Козочка была в самом веселом настроении: она прыгала, играла с Душкой и делала вид, что бодает ее.
— Не смей играть с козою! — крикнула я на Душку и вцепилась в нее. — Это не наша коза, не наша, ее у нас отняли…
Няня, воспользовавшись этой минутой, схватила козу на руки, выбежала в кухню, передала ее кому-то и вернулась обратно. Она вынула все мои игрушки, сбегала еще раз в кухню, принесла разной провизии, сказала, что мы затопим спиртом большую игрушечную кухонную плиту, подаренную мне в именины отцом, будем жарить и печь разные кушанья и позовем Марфушку с Федей в гости, но я отвечала на все вяло и неохотно. Затем меня еще раз позвали к матери.
Видя меня такой тихой и покорной, она похвалила меня, дала гостинцев, долго толковала о том, как должна вести себя девочка, затем я снова ушла в детскую, и, хотя ничего не ела, к вечеру у меня сделалась рвота, жар; ночью я бредила, пела песни дикарей: «Ого-го, съем!», размахивала руками, звала какой-то «Змеиный зуб» и все покрывала криками: ко-за-а-а.
Целую ночь няня просидела около меня и утром, вся в слезах, пошла доложить барыне, что со мной худо. Перепуганный отец бросился сам за нашим постоянным доктором Фердинандом Карловичем, и тот объявил, что у меня скарлатина.

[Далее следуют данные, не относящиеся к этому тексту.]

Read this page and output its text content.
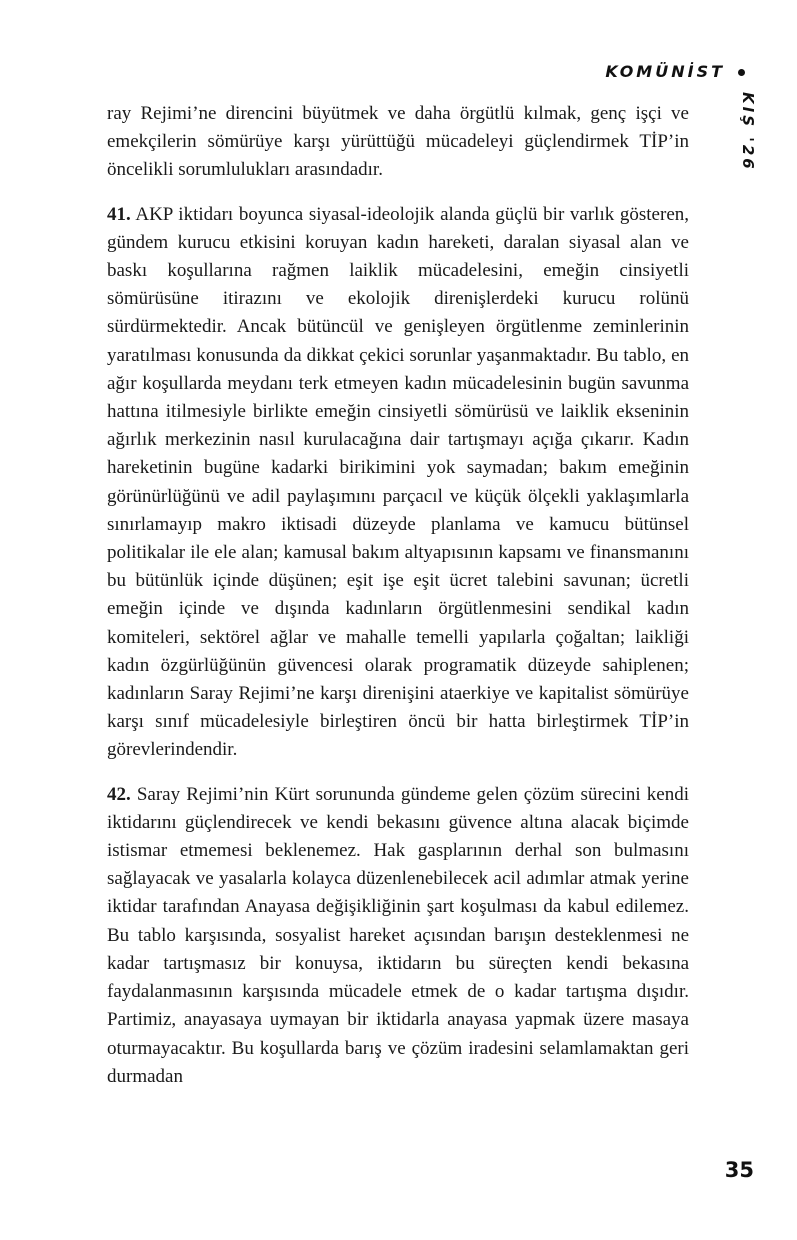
KOMÜNİST
KIŞ '26

ray Rejimi’ne direncini büyütmek ve daha örgütlü kılmak, genç işçi ve emekçilerin sömürüye karşı yürüttüğü mücadeleyi güçlendirmek TİP’in öncelikli sorumlulukları arasındadır.

41. AKP iktidarı boyunca siyasal-ideolojik alanda güçlü bir varlık gösteren, gündem kurucu etkisini koruyan kadın hareketi, daralan siyasal alan ve baskı koşullarına rağmen laiklik mücadelesini, emeğin cinsiyetli sömürüsüne itirazını ve ekolojik direnişlerdeki kurucu rolünü sürdürmektedir. Ancak bütüncül ve genişleyen örgütlenme zeminlerinin yaratılması konusunda da dikkat çekici sorunlar yaşanmaktadır. Bu tablo, en ağır koşullarda meydanı terk etmeyen kadın mücadelesinin bugün savunma hattına itilmesiyle birlikte emeğin cinsiyetli sömürüsü ve laiklik ekseninin ağırlık merkezinin nasıl kurulacağına dair tartışmayı açığa çıkarır. Kadın hareketinin bugüne kadarki birikimini yok saymadan; bakım emeğinin görünürlüğünü ve adil paylaşımını parçacıl ve küçük ölçekli yaklaşımlarla sınırlamayıp makro iktisadi düzeyde planlama ve kamucu bütünsel politikalar ile ele alan; kamusal bakım altyapısının kapsamı ve finansmanını bu bütünlük içinde düşünen; eşit işe eşit ücret talebini savunan; ücretli emeğin içinde ve dışında kadınların örgütlenmesini sendikal kadın komiteleri, sektörel ağlar ve mahalle temelli yapılarla çoğaltan; laikliği kadın özgürlüğünün güvencesi olarak programatik düzeyde sahiplenen; kadınların Saray Rejimi’ne karşı direnişini ataerkiye ve kapitalist sömürüye karşı sınıf mücadelesiyle birleştiren öncü bir hatta birleştirmek TİP’in görevlerindendir.

42. Saray Rejimi’nin Kürt sorununda gündeme gelen çözüm sürecini kendi iktidarını güçlendirecek ve kendi bekasını güvence altına alacak biçimde istismar etmemesi beklenemez. Hak gasplarının derhal son bulmasını sağlayacak ve yasalarla kolayca düzenlenebilecek acil adımlar atmak yerine iktidar tarafından Anayasa değişikliğinin şart koşulması da kabul edilemez. Bu tablo karşısında, sosyalist hareket açısından barışın desteklenmesi ne kadar tartışmasız bir konuysa, iktidarın bu süreçten kendi bekasına faydalanmasının karşısında mücadele etmek de o kadar tartışma dışıdır. Partimiz, anayasaya uymayan bir iktidarla anayasa yapmak üzere masaya oturmayacaktır. Bu koşullarda barış ve çözüm iradesini selamlamaktan geri durmadan

35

Говорят, две недели я была между жизнью и смертью, все бредила и требовала козу. Отец все свободные минуты проводил у моей постели; он считал себя виноватым в моей болезни: если бы не его безмерное баловство, заставившее привести в детскую живую козу, я, конечно, поплакав, утешилась бы, заменив игрушку какой-нибудь новой куклой; но живая коза была таким неожиданным подарком, тем более что, набалованная детьми огородника, козочка оказалась совсем ручная. Отца в особенности мучило то насилие, которое он сотворил над моей волей, заставив добровольно, без слезинки, отдать мое сокровище.
Мать, добрая, как всегда, когда нам, детям, случалось заболеть, забыла ради меня и вечера, и выезды.
Бабушка приезжала ко мне каждую свободную минуту; оно обегала все игрушечные магазины, но второй козы не было, и к счастью, потому что пора было положить конец этой, по выражению доктора, «козьей драме».
Про няню и говорить нечего: когда бы, в какую бы минуту я ни открыла глаза, каким бы тихим шепотом ни просила пить, она была возле меня, и мне казалось, что дни и ночи взгляд ее неотлучно следил за мною.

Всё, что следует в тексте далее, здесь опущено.